Zwar können  Deutschlands Schulen bislang von einer zeitgemäßen IT-Ausstattung nur träumen. Trotzdem nutzen neun von zehn Lehrkräften das Internet im Unterricht. Die Kenntnisse dafür haben sich die Lehrer vor allem privat angeeignet. Das ergibt eine repräsentative Umfrage unter Lehrern, die der Verband Bildung und Erziehung (VBE) bei forsa in Auftrag gegeben hat. Befragt wurden dafür bundesweit Lehrkräfte von der Grundschule bis zur berufsbildenden Schule. „Die IT-Ausstattung der Schulen ist mittelalterlich“, kritisierte Udo Beckmann. Schulen seien weit davon entfernt, dass der PC für Lehrkräfte zum alltäglichen persönlichen Arbeitsgerät am Arbeitsplatz Schule zähle. PCs ständen in der Regel als Einzelexemplar im Lehrerzimmer, bei der Schulleitung oder in Computerräumen. „22 Prozent aller befragten Lehrer haben nicht einmal Zugang zu einem solchen PC. Von den befragten Grundschullehrkräften haben 27 Prozent keinerlei Zugang zu einem Dienst-PC“, sagte Beckmann.

Politischer Druck kommt nicht nur von den Lehrerverbänden. Die Internetbotschafterin der Bundesregierung, Gesche Joost, fordert eine Digitalstrategie für die Schulen. „Wir sind weit davon weg, in Deutschland eine Strategie zur Vermittlung digitaler Kenntnisse in der Schule zu haben – dabei brauchen wir sie dringend”, sagt  Joost. Es gehe bei der Gestaltung des Unterrichts nicht nur um Programmieren und Informatik, „sondern auch um den richtigen Umgang mit Online-Medien wie Sozialen Netzwerken”, meint Joost.
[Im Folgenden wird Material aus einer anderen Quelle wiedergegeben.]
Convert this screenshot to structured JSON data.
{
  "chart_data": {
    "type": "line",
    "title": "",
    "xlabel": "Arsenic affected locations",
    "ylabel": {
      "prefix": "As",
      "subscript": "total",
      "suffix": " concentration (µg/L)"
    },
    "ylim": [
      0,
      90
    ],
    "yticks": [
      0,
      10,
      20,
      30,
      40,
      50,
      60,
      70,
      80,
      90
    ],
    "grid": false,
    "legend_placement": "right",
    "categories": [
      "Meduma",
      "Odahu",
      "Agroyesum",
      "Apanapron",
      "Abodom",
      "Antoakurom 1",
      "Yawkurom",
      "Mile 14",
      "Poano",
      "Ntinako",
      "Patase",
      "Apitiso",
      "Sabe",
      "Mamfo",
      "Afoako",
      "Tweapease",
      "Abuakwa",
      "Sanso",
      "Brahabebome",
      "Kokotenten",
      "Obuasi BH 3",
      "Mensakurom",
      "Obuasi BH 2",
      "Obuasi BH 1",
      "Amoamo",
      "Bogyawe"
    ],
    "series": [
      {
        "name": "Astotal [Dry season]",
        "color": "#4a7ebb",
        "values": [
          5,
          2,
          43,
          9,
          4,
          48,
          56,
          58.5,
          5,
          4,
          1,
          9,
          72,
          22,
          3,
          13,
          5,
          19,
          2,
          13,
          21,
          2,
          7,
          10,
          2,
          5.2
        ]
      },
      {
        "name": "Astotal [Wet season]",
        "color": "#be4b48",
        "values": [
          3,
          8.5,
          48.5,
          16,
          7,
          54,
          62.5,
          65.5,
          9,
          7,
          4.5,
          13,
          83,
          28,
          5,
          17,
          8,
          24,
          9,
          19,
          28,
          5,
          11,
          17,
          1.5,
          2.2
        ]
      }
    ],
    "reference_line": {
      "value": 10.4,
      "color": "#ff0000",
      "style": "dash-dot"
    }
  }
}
Die Netzbotschafterin sieht dabei den Bund in der Verantwortung. Denn: „Bildung ist Sache der Länder, aber die kämpfen mit leeren Kassen.”

Auch die Unternehmen im Bildungssektor fordern die Politik auf, stärker in neue Technologien für die Schule zu investieren. Zum Auftakt der „didacta“, Europas größter Bildungsmesse, sagt der Präsident des Didacta-Verbandes, Wassilios Fthenakis: „Das interaktive Whiteboard wird die Kreidetafel verdrängen.“ Das Internet biete eine Chance, Lernprozesse zu erweitern. Andere Länder seien aber schon sehr viel weiter bei der Technologisierung. Die Politik sollte mehr in solche Entwicklungen investieren, fordert  Fthenakis.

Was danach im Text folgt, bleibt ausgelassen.